一、urllib、urllib2、urllib3、requests
urllib2室python2中的,python3合并了urllib和urllib2到urllib目录下,所以python3直接使用urllib。
urllib3是一个三方库,它提供了连接池、客户端SSL/TLS验证、文件编码上传、HTTP重定向、gzip和deflate压缩编码、HTTP和SOCKS代理等功能。
requests也是一个三方库,它依赖于urllib3,做了一些封装,所以一般使用requests的比较多。
二、urlopen
from urllib import request,parse
response = request.urlopen(r'http://www.baidu.com', timeout=3000)
# <class 'http.client.HTTPResponse'>
print(type(response))
content = response.read()
# <class 'bytes'>
print(type(content))
print(content.decode('utf-8'))
# 传递参数
param = parse.urlencode({'id': '2'})
data = bytes(param, encoding='utf8')
response = request.urlopen(r'http://www.baidu.com', data=data)
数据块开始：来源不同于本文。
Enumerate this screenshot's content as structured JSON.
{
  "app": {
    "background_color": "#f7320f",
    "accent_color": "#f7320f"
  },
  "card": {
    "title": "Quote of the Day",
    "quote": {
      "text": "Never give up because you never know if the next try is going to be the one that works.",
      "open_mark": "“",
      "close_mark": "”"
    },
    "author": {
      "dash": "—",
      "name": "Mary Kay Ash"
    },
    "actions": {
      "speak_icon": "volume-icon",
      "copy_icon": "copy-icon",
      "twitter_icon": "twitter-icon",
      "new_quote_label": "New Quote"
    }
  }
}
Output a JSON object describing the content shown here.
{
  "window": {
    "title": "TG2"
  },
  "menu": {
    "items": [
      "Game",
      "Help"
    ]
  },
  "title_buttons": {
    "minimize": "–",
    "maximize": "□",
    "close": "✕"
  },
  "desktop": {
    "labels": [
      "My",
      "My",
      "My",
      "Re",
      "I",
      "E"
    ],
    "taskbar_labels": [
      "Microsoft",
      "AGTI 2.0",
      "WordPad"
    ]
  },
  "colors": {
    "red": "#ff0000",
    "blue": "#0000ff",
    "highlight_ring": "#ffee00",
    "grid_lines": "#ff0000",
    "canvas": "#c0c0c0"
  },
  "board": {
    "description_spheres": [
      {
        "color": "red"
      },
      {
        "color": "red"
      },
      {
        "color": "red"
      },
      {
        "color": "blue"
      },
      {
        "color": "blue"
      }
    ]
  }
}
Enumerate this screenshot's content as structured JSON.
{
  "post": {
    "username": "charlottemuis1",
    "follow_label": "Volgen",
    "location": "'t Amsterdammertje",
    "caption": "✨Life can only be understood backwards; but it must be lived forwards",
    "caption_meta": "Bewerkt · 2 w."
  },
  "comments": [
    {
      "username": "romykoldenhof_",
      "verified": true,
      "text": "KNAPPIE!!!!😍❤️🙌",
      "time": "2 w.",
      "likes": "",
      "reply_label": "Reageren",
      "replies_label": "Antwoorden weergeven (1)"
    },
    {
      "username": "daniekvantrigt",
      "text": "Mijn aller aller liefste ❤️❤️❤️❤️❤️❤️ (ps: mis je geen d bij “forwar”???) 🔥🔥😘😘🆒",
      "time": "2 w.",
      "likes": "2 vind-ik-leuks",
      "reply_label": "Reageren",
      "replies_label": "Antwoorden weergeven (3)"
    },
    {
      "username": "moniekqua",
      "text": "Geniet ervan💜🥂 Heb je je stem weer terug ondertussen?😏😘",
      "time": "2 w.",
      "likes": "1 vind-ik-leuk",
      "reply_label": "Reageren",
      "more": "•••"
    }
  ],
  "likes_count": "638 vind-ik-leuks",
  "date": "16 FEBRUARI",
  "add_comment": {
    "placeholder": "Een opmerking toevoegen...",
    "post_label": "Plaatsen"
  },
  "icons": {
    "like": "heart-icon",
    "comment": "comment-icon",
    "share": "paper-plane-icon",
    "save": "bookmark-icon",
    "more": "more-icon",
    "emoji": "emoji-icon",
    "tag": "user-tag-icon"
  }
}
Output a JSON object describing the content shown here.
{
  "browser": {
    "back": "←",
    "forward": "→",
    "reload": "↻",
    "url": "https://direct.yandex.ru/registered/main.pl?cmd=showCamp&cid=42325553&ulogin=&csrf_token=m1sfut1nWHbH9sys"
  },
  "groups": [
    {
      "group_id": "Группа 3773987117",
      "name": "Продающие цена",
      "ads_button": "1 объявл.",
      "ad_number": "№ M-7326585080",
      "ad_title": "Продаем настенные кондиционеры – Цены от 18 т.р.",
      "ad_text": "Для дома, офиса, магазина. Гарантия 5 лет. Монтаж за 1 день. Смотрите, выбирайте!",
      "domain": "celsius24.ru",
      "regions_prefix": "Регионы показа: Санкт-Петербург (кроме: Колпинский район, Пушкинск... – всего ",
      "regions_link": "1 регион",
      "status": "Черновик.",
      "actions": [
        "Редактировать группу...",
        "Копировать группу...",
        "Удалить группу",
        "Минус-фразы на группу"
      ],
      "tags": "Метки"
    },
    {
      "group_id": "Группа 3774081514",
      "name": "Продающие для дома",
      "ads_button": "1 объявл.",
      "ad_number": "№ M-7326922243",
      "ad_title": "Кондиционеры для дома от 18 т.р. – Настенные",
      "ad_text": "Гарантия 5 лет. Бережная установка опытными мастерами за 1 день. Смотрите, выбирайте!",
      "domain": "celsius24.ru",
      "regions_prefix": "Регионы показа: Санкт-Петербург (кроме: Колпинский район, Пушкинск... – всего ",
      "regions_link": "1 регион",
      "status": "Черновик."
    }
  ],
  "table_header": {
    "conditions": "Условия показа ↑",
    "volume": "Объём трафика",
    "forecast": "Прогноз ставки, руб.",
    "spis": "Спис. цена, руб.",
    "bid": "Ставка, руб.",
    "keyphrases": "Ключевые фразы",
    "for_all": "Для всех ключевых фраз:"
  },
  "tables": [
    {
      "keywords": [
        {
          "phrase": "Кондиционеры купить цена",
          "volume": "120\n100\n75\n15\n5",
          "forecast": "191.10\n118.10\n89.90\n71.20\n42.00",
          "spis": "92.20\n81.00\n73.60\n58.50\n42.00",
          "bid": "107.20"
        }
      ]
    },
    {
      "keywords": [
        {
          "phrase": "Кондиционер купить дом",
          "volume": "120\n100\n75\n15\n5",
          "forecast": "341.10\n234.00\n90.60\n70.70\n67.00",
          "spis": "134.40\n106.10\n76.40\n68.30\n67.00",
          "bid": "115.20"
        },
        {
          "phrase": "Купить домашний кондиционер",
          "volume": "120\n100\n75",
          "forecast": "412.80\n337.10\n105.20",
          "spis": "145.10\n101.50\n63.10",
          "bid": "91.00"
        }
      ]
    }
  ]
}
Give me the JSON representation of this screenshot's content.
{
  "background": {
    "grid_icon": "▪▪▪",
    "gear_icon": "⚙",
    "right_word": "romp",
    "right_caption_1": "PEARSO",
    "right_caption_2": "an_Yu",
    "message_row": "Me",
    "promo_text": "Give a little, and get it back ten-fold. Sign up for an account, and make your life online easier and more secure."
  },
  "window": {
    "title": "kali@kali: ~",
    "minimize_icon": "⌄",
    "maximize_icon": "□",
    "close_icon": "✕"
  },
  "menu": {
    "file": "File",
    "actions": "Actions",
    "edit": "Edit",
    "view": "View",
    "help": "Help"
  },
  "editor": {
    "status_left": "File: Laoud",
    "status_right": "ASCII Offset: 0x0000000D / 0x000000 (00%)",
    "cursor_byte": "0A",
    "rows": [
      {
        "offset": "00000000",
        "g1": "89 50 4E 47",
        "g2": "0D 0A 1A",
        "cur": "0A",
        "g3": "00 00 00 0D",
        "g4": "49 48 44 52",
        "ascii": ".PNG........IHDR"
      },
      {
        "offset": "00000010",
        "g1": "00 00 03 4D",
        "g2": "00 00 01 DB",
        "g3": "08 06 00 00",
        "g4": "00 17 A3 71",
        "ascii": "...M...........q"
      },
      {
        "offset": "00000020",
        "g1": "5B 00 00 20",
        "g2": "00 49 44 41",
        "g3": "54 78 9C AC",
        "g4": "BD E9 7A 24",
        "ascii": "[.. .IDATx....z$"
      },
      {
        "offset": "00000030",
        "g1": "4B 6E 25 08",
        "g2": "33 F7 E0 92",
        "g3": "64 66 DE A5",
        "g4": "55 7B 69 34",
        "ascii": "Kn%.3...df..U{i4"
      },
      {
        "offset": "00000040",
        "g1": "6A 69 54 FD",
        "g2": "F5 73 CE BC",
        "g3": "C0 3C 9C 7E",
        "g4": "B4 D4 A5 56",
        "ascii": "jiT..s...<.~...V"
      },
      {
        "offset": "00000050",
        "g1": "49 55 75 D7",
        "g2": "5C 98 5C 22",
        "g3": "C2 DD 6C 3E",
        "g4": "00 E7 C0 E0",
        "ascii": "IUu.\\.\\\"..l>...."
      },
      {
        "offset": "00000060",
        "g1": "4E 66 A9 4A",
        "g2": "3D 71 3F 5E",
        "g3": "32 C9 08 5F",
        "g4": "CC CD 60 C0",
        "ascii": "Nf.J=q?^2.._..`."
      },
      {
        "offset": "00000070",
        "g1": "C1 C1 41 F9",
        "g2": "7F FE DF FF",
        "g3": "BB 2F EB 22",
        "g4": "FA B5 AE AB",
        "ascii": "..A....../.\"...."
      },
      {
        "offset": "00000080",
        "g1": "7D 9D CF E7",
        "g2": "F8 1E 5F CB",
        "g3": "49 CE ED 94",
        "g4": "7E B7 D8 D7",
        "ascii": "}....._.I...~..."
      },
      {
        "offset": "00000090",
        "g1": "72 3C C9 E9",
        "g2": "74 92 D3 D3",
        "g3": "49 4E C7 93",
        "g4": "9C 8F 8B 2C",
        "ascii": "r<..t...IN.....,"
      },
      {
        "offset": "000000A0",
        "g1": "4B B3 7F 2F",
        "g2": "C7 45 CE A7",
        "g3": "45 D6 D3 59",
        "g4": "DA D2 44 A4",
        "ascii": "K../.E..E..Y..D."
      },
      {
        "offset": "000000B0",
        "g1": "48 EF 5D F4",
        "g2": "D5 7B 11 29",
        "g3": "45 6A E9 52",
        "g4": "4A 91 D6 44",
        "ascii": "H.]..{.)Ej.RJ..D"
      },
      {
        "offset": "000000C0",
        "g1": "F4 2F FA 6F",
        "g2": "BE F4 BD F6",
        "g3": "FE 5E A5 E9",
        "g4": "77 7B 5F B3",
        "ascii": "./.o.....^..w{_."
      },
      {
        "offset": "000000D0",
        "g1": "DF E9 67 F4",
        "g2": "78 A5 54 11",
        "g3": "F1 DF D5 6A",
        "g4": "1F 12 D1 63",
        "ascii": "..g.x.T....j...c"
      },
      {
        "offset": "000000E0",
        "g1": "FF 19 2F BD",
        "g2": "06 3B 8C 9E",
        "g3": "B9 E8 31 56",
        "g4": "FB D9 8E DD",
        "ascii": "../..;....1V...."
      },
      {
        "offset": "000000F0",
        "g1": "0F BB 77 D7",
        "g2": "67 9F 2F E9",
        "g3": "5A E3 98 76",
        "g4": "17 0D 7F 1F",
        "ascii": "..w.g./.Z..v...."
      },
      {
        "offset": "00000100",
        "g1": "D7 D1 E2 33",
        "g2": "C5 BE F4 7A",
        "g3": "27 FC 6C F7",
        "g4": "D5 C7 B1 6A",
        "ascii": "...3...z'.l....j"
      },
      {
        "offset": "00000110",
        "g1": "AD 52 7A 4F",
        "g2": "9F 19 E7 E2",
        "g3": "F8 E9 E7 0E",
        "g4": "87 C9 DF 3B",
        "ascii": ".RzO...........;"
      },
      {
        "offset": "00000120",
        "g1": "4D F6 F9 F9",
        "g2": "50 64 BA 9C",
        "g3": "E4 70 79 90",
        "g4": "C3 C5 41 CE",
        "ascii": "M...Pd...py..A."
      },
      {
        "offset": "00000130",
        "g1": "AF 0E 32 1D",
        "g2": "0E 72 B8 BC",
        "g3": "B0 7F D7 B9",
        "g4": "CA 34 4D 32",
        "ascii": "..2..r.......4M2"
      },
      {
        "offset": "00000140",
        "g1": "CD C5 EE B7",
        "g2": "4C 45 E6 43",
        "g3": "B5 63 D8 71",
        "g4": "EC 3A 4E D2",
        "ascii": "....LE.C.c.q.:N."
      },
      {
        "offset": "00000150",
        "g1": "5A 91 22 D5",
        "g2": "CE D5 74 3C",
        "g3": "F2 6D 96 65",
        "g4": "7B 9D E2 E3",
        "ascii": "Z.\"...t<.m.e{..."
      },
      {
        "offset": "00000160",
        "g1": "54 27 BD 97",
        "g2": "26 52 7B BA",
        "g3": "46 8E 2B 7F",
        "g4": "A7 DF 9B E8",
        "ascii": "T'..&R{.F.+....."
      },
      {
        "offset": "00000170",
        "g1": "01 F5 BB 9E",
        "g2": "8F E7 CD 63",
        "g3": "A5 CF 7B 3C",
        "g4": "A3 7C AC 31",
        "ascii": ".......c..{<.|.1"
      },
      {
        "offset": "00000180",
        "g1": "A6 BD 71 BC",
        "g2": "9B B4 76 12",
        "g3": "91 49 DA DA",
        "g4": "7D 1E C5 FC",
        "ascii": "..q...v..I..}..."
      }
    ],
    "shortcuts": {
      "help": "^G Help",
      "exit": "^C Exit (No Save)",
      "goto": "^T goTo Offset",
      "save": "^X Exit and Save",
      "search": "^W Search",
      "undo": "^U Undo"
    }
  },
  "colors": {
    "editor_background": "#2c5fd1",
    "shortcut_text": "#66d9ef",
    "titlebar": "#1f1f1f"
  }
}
urlopen的timeout可以设置超时时间,data可以设置参数。
urlencode是把参数编码为url参数:
param = parse.urlencode({'id': '2', 'name': '中文'}, encoding='utf-8')
# id=2&name=%E4%B8%AD%E6%96%87
print(param)
# %E4%B8%AD%E6%96%87
print(parse.quote("中文"))
print(parse.unquote("%E4%B8%AD%E6%96%87"))
三、Response
import urllib.request
response = urllib.request.urlopen('http://www.baidu.com', timeout=3000)
# 获取网页内容
print(response.read().decode('utf-8'))
# 获取指定header
print(response.getheader('Content-Type'))
# 以元组列表获取头信息
print(response.getheaders())
# 获取版本信息
print(response.version)
# 获取状态码
print(response.status)
# 获取调试等级
print(response.debuglevel)
# 获取对象是否关闭布尔值
print(response.closed)
# 获取URL
print(response.geturl())
# 获取HTTP状态码
print(response.getcode())
# 获取msg
print(response.msg)
# 获取状态信息
print(response.reason)
# 获取其他信息
print(response.info())
四、Request
from urllib import request, parse
url = 'http://127.0.0.1:8080/test/user'
headers = {
'User-Agent': 'Mozilla/5.0 (Windows NT 10.0; Win64; x64; rv:70.0) Gecko/20100101 Firefox/70.0'
}
data = {'id': '1', 'name': 'tim'}
params = parse.urlencode(data)
byte_params = bytes(params, encoding='utf-8')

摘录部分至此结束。